Opportunities: Partnerships between the scientific community and Traditional Owners are essential to improve understanding and incorporation of climate change impacts and adaptation strategies into broader natural and cultural resource management.  There is a strong desire to maintain and improve the health of traditional lands and waters and increase resilience to the impacts of climate change, providing the impetus to share knowledge between stakeholders.

Priority actions focus on ensuring the long term health and resilience of the plants, animals, ecosystems and communities of the Wet Tropics region, including areas of significance to Traditional Owners.

4. We will secure long-term, consistent, cross-sector and diverse resourcing to ensure access to good scientific climate change information and incorporation into all levels of natural resource management planning and action.

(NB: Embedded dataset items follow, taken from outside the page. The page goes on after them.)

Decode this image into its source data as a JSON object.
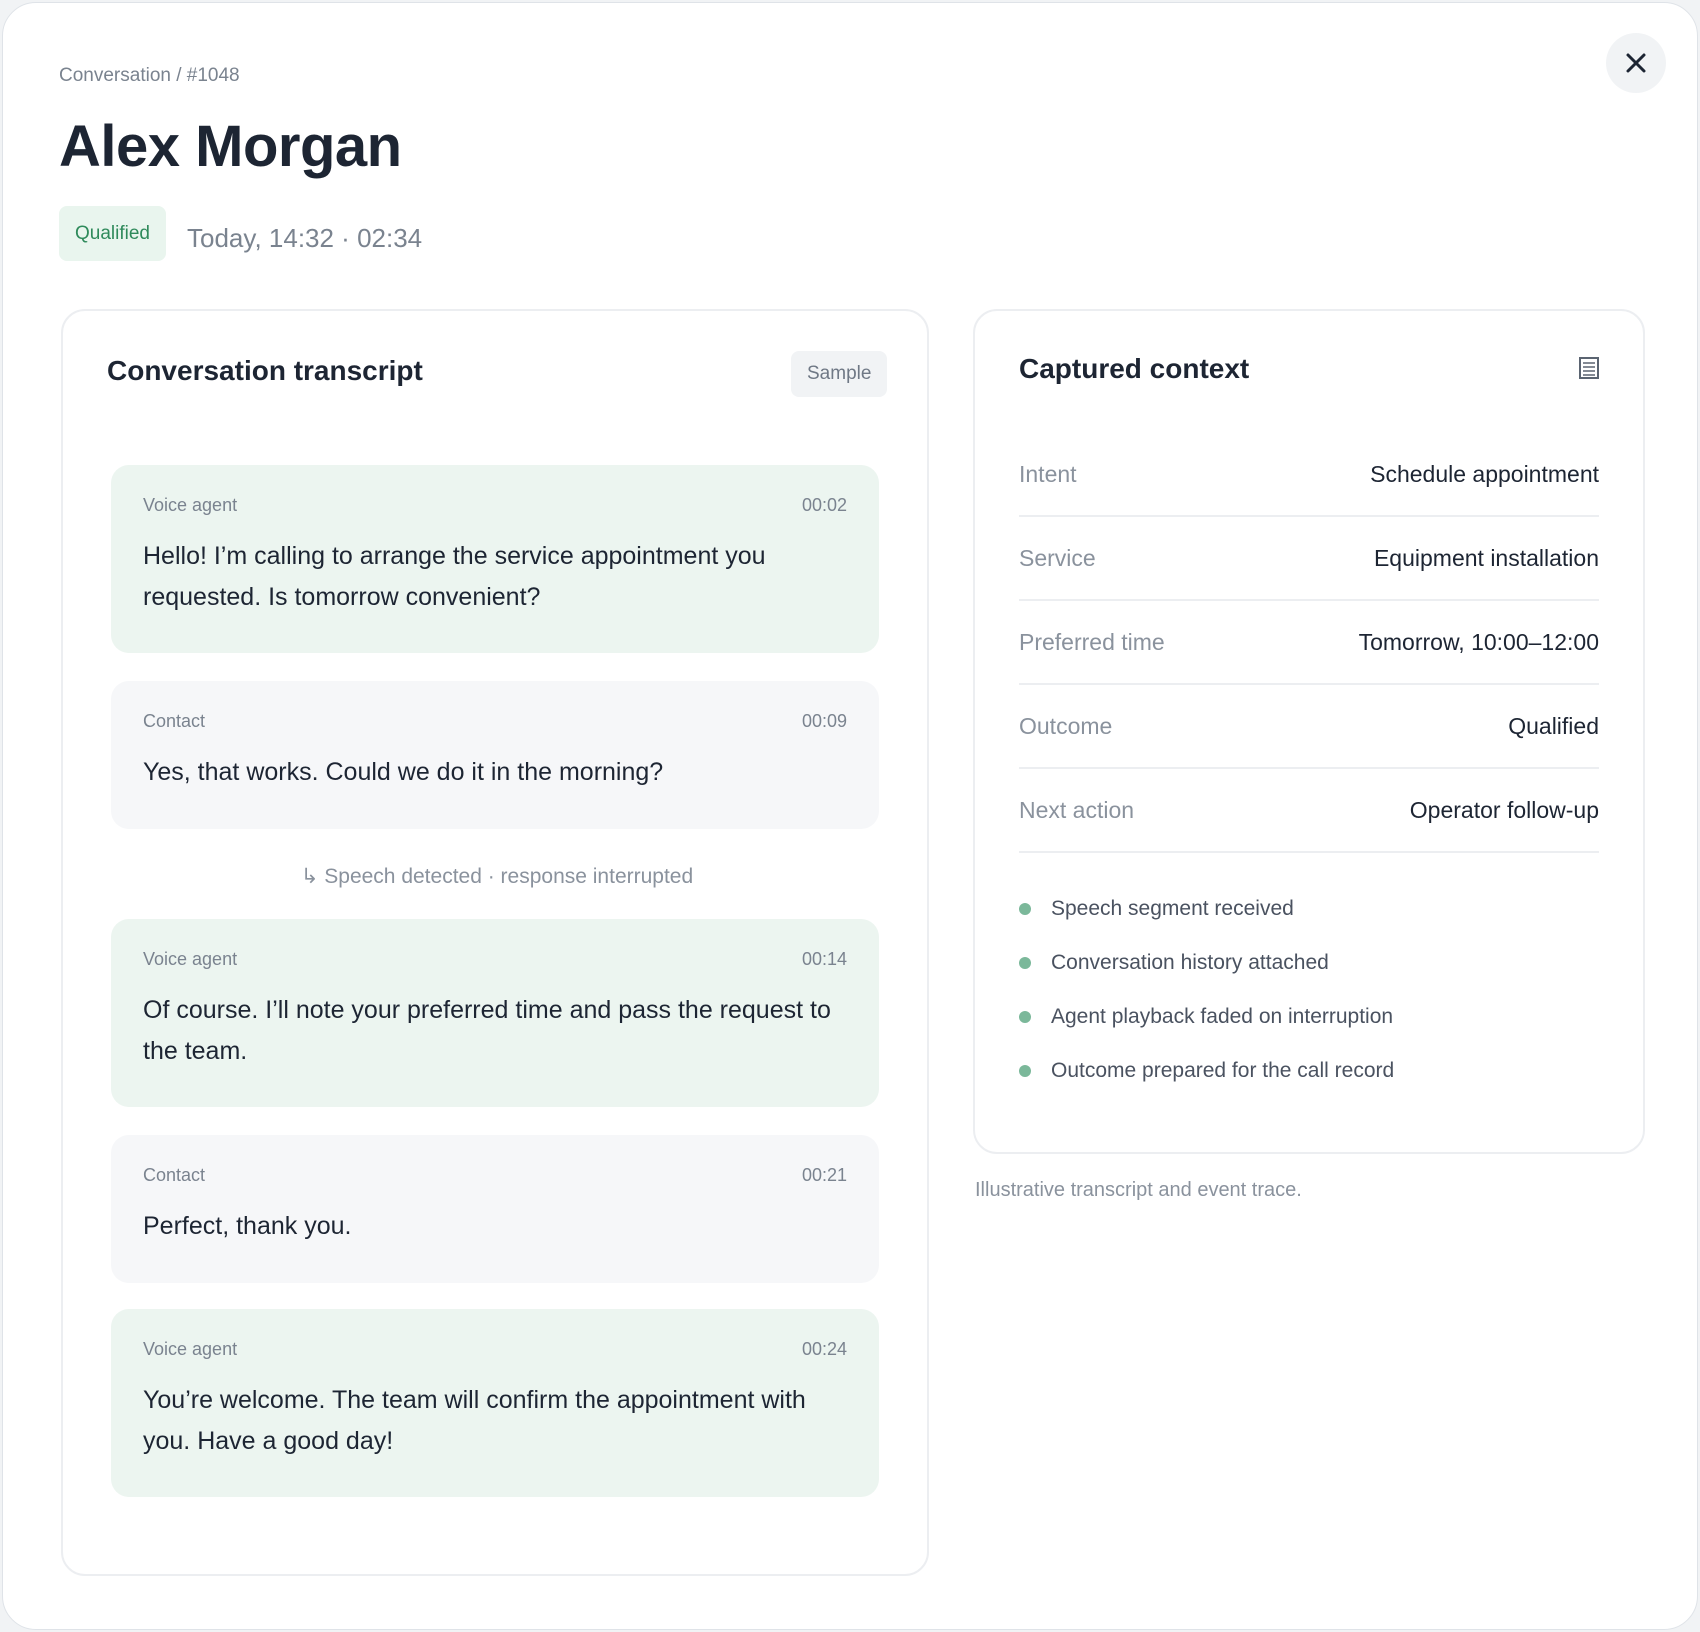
{
  "header": {
    "breadcrumb": "Conversation / #1048",
    "title": "Alex Morgan",
    "status": "Qualified",
    "meta": "Today, 14:32 · 02:34"
  },
  "transcript": {
    "title": "Conversation transcript",
    "tag": "Sample",
    "messages": [
      {
        "speaker": "Voice agent",
        "time": "00:02",
        "text": "Hello! I’m calling to arrange the service appointment you requested. Is tomorrow convenient?"
      },
      {
        "speaker": "Contact",
        "time": "00:09",
        "text": "Yes, that works. Could we do it in the morning?"
      },
      {
        "speaker": "Voice agent",
        "time": "00:14",
        "text": "Of course. I’ll note your preferred time and pass the request to the team."
      },
      {
        "speaker": "Contact",
        "time": "00:21",
        "text": "Perfect, thank you."
      },
      {
        "speaker": "Voice agent",
        "time": "00:24",
        "text": "You’re welcome. The team will confirm the appointment with you. Have a good day!"
      }
    ],
    "interruption": "↳ Speech detected · response interrupted"
  },
  "context": {
    "title": "Captured context",
    "fields": [
      {
        "label": "Intent",
        "value": "Schedule appointment"
      },
      {
        "label": "Service",
        "value": "Equipment installation"
      },
      {
        "label": "Preferred time",
        "value": "Tomorrow, 10:00–12:00"
      },
      {
        "label": "Outcome",
        "value": "Qualified"
      },
      {
        "label": "Next action",
        "value": "Operator follow-up"
      }
    ],
    "events": [
      "Speech segment received",
      "Conversation history attached",
      "Agent playback faded on interruption",
      "Outcome prepared for the call record"
    ]
  },
  "footnote": "Illustrative transcript and event trace.",
  "colors": {
    "accent": "#2f8a5b",
    "agent_bubble": "#ecf5f0",
    "contact_bubble": "#f6f7f9",
    "event_dot": "#7bb89a"
  }
}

Challenges: Short term funding and political cycles can make it difficult to focus on the long term strategies needed to cope with the potential impacts of climate change.  Resources – both financial and human – are already stretched thinly to achieve environmental and social outcomes.  Including the additional obligation to now plan and incorporate climate change adaptation strategies into projects stretches those limited resources even further.

Opportunities: We have access to good climate change information for our region and there are many effective partnerships already operating.  We can tell a compelling and consistent story to leverage resourcing to support the long term protection of our iconic landscapes and communities.  Our region supports strong and diverse industries, including tourism and agriculture, which are based on healthy natural resources.  There is potential to access a broader resource base than the traditional funding sources to ensure the ongoing health of our natural resources in a changing climate.

Priority actions focus on taking steps now to incorporate climate change adaptation strategies into natural resource management to ensure the ongoing health of our landscapes, plants and animals, as well as the industries which rely on healthy natural resources.

5. We will ensure our community places high value on the health and resilience of our natural systems and is actively involved in its long term protection and management, particularly through the increased incorporation of climate change adaptation strategies into natural resource management.

Challenges: In the face of the urgent pressures facing our natural resources NOW, it can be difficult to find the energy and resources to deal with climate change impacts, which are still sometimes seen as something which can be dealt with at a later time.

Opportunities:  Most people recognise and value the unique landscapes of our region and want future generations to be able to enjoy and experience iconic places, like the reef and rainforest, in a healthy condition.  The longer term impacts of climate change are broadly accepted and most people want to see action to minimise these impacts locally and globally.

Priority actions focus on good sharing of knowledge and effective communication to raise awareness of the importance of addressing climate change adaptation strategies now to ensure our special places have the resilience to survive and thrive in a changing climate.